Валерий Меньшиков - За борами за дремучими
Проселки. Им, как и людям при рождении, тоже положены имена. Оставит кто-то едва приметный след на порыжевшей хвое, проведя за узду лошадь, а потом набивают окованные колеса колею, утверждают дорогу. А кто не побоялся первым беспутья — тому и память на годы. Вот и петляют по нашим борам дорожки: «Левушкина», «Гранка», «Убиенная», «Телефонница», «Канава», «Богдановский сверток»… Таких названий на карте не сыщешь. Они живут вместе с нами, приходят с детством, запоминаются раньше школьного букваря. Ведь не скажешь в обыденном разговоре: «Пойди от поселка на север, потом сверни на восток…» Язык от таких слов онемеет, на смех нарвешься. Да и не у каждого от таких объяснений в голове просветлеет. Заведется, бывало, бабка воспоминаньем про ягодные и грибные набеги, не раз сердечно повторится про лесные дорожки. И все-то у нее напевно, до словечка понятливо, все в память ложится, и уводят тебя тропы и проселки в желанную даль.
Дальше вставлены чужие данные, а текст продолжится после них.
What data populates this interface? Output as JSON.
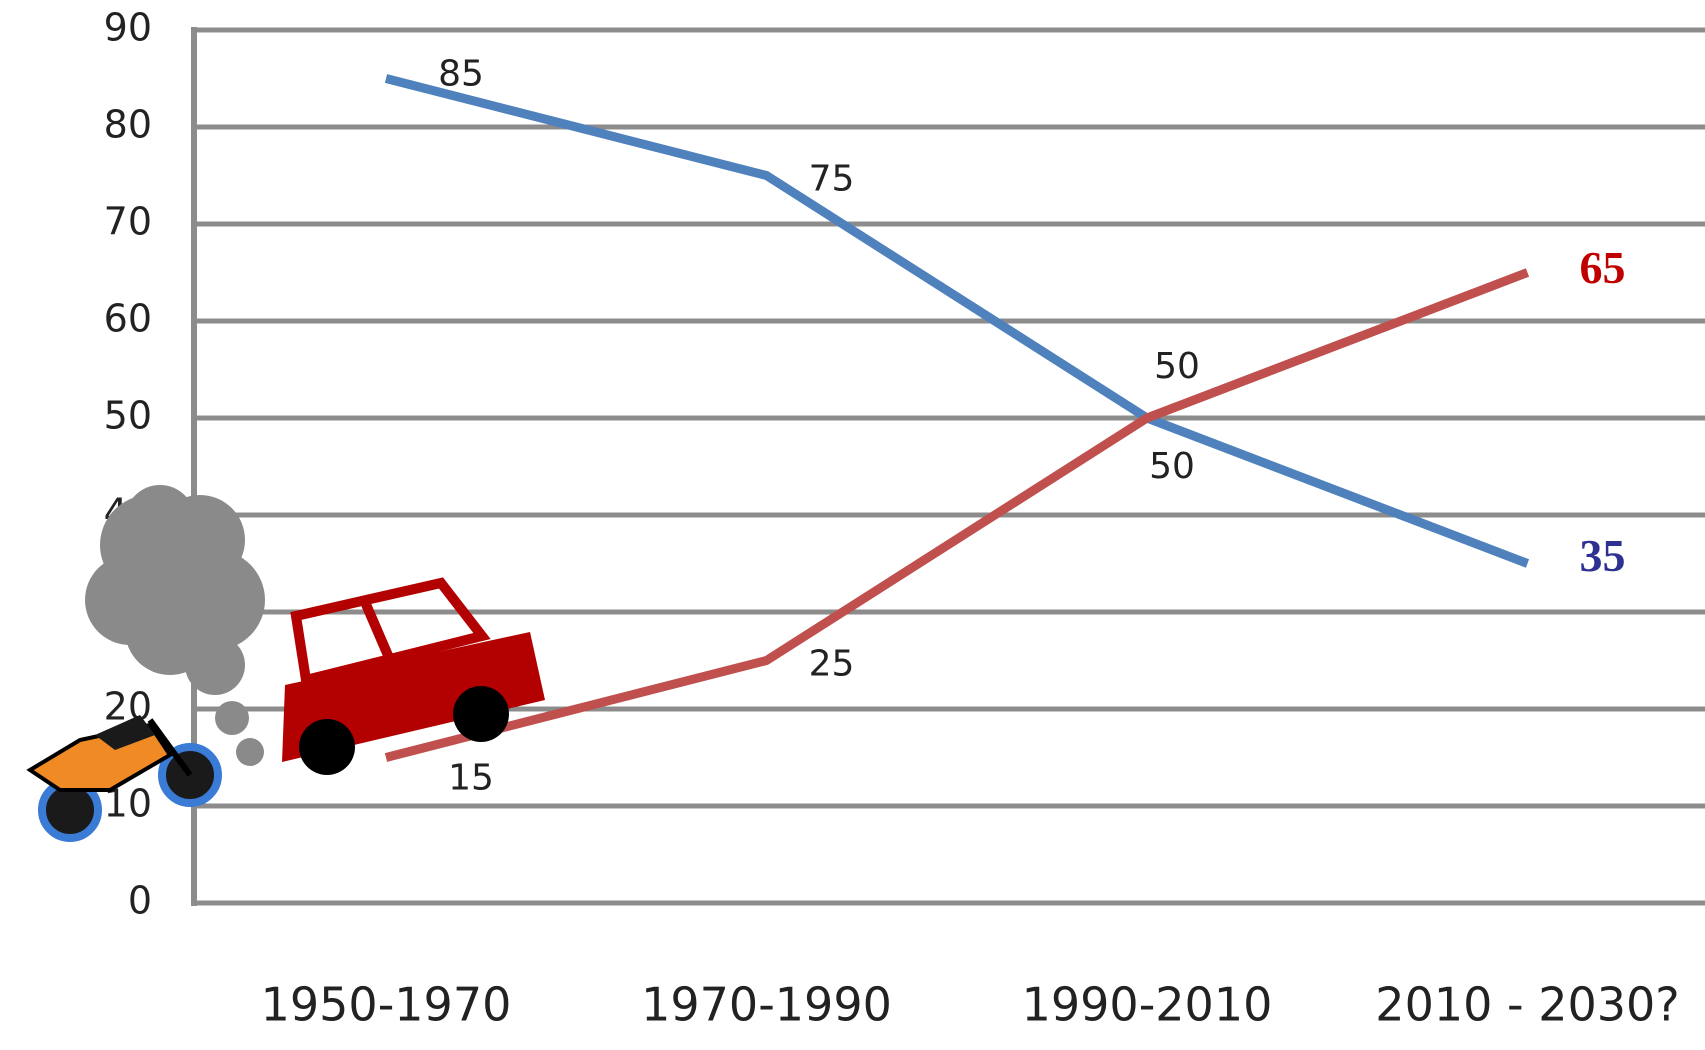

— Еще солнышко ночную капель с трав не слижет, а мы уже быстрой ногой до Ниапской дороги доберемся. По холодку всегда ходко, сугревисто. А от поселка, почитай, пройденное и в семь верст не уложишь. И всё босичком, чтобы роска-то пяточки прижигала, веселей шагать приторапливала. А как Горбатый мост достанешь, нырнет встречь солнцу тропинка. Как раз о правую руку. Ее с сонливого глаза не каждый и приметит. Вот над речушкой Бродовочкой, по черемушью да по кустовьям, на восход и правишь. Тут уж ноги обувкой оборони или гляди в оба. Ненароком и хвост змее прищемить можно, а они после зимней спячки страсть как злючи, яд густой, что смола. Вмиг нога с полено распухнет. И такое случалось. Ну да сам человек виноватый…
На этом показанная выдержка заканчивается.